This last chapter of Part I introduces very recent mathematical advances of deep interest to the field of wireless communications, related to the limiting behavior of the extreme eigenvalues and of their corresponding eigenvectors. Again, the main objects which have been extensively studied in this respect are derivatives of the sample covariance matrix and of the information plus noise matrix.

This chapter will be divided into two sections, whose results emerge from two very different random matrix approaches. The first results, about the limiting extreme eigenvalues of the spiked models, unfold from the previous exact separation results described in Chapter 7. It will in particular be proved that in a sample covariance matrix model, when all population eigenvalues are equal but for the few largest ones, the l.s.d. of the sample covariance matrix is still the Marčenko–Pastur law, but a few eigenvalues may now be found outside the support of the l.s.d.

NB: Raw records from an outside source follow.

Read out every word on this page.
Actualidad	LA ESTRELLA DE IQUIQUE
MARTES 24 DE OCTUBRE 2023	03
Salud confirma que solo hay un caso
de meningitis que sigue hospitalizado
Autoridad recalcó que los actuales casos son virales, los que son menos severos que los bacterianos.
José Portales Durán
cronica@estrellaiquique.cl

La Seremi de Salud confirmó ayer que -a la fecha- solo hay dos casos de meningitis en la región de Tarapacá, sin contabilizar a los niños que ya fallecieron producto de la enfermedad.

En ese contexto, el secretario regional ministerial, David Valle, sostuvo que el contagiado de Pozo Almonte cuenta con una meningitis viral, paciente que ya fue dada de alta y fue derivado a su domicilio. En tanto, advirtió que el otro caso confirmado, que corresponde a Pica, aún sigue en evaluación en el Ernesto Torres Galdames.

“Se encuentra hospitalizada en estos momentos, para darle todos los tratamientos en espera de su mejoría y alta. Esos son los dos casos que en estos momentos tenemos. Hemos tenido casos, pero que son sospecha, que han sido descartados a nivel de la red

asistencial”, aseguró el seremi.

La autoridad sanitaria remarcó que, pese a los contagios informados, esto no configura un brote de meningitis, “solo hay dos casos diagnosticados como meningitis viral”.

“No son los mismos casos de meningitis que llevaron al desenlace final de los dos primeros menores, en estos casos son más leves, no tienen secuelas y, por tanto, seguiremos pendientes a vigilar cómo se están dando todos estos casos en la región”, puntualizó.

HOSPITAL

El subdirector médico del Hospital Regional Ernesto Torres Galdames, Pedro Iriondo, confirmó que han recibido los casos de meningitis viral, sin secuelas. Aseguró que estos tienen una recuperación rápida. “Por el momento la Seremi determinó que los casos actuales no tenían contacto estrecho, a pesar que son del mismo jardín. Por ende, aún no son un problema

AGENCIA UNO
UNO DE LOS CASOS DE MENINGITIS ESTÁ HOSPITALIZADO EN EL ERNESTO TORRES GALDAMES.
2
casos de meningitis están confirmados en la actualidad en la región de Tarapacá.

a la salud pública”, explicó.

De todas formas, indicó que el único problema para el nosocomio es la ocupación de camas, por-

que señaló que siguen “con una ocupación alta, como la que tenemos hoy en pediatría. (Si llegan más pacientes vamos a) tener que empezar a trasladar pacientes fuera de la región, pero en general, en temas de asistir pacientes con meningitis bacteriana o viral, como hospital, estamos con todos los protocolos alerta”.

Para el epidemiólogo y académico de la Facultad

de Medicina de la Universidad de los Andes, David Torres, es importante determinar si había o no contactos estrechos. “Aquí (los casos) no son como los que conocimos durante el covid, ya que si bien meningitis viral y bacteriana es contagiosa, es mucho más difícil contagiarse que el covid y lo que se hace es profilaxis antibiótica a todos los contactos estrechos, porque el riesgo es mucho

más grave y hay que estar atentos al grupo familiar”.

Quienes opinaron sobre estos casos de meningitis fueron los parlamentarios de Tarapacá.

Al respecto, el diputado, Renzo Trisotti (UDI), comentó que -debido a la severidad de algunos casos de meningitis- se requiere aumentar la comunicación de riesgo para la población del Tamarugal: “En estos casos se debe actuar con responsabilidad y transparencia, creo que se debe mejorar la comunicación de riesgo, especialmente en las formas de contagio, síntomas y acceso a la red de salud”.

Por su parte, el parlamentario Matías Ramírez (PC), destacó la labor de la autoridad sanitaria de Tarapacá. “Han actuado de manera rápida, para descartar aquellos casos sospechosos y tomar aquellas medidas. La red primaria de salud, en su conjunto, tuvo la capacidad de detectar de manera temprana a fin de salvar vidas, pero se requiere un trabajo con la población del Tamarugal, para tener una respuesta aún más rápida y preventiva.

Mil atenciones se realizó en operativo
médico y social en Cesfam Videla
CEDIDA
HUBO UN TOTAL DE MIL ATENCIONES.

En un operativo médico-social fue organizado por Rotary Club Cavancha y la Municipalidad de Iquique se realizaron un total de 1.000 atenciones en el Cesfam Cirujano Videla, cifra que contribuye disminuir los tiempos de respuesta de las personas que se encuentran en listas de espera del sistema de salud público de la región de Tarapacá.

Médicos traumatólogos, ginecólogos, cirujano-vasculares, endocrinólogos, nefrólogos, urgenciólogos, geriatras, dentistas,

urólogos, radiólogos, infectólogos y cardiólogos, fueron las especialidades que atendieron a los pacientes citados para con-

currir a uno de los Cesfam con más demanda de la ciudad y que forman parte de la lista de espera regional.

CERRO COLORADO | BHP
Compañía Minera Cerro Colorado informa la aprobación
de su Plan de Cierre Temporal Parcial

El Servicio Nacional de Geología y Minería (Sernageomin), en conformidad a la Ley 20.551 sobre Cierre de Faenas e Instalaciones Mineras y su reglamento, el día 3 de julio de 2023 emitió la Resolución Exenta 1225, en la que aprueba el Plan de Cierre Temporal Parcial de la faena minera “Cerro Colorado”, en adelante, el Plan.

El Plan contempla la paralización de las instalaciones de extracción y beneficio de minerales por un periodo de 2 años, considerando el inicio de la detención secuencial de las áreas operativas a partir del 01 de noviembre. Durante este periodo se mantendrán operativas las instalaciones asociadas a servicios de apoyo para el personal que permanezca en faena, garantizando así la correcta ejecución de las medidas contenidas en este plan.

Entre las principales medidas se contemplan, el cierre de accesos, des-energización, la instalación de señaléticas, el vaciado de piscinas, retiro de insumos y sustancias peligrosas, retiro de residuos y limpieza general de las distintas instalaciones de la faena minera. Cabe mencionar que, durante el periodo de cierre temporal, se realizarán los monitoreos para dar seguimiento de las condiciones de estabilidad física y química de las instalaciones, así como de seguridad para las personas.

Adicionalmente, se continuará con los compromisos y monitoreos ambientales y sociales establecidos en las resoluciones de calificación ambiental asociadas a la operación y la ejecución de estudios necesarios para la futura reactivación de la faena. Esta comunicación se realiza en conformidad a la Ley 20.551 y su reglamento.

The second set of results concerns mostly random matrix models with Gaussian entries, for which limiting results on the behavior of extreme eigenvalues are available. These results use very different approaches than those proposed so far, namely the theory of orthogonal polynomials and determinantal representations. This subject, which requires many additional tools, is briefly introduced in this chapter. For more information about these tools, see, e.g. the tutorial [Johnstone, 2006] or the book [Mehta, 2004].